Differential diagnosis depends on subtypes and includes: ACLE: dermatomyositis, erythema multiforme, drug-induced photosensitivity, dermatitis (atopic, contact), exanthema (viral, drug-induced), rosacea, seborrheic dermatitis. SCLE: classic mycosis fungoides, pityriasis rubra pilaris, vitiligo, tinea corporis, erythema anulare centrifugum, granuloma annulare, erythema gyratum repens, psoriasis. DLE: sarcoidosis, tuberculosis, leprosy, classic mycosis fungoides, cutaneous pseudolymphoma, granuloma faciale, nummular eczema, psoriasis, squamous and basal cell carcinoma, rosacea, lichen planus. ChLE: frostbites. LEP: subcutaneous panniculitis-like T-cell lymphoma, erythema nodosum. LET: Jessner lymphocytic infiltration of the skin, polymorphous light eruption, reticular erythematosus mucinosis.

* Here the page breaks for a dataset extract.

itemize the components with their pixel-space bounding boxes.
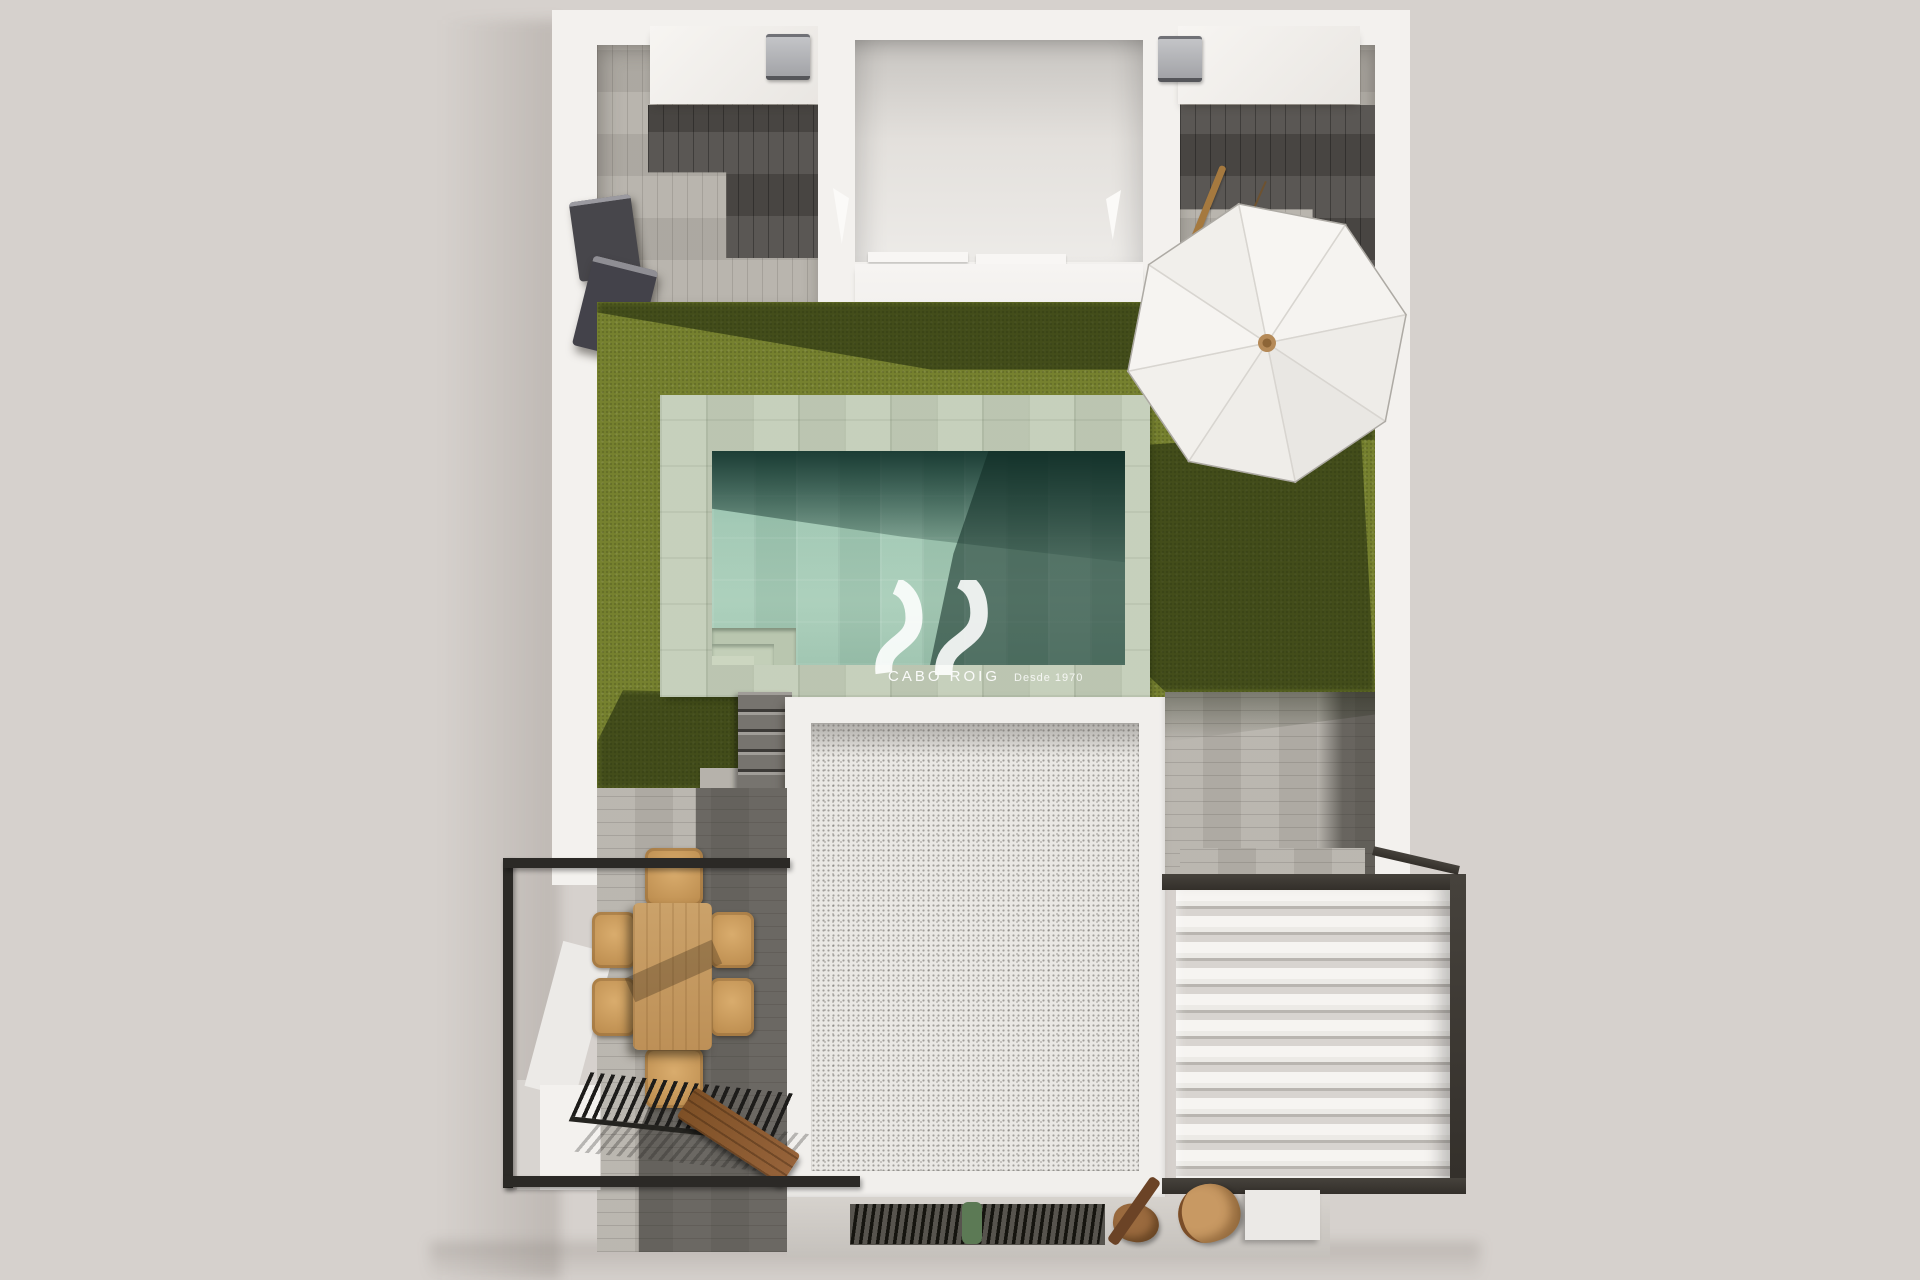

Treatment goals are to improve skin appearance, limit scarring, and prevent new skin lesions. This includes use of UV light protection; topical therapy (corticosteroids and/or calcineurin inhibitors); and antimalarial therapy that may improve CLE and delay progression to SLE. For patients refractory to antimalarials, immunosupressive and immunomodulatory therapy (systemic corticosteroids, methotrexate, oral retinoids) may be proposed.

CLE is a chronic skin disease, with significant impact on the patients' quotidian. Risk of SCLE and CCLE patients developing SLE is <10%. ACLE is associated with SLE.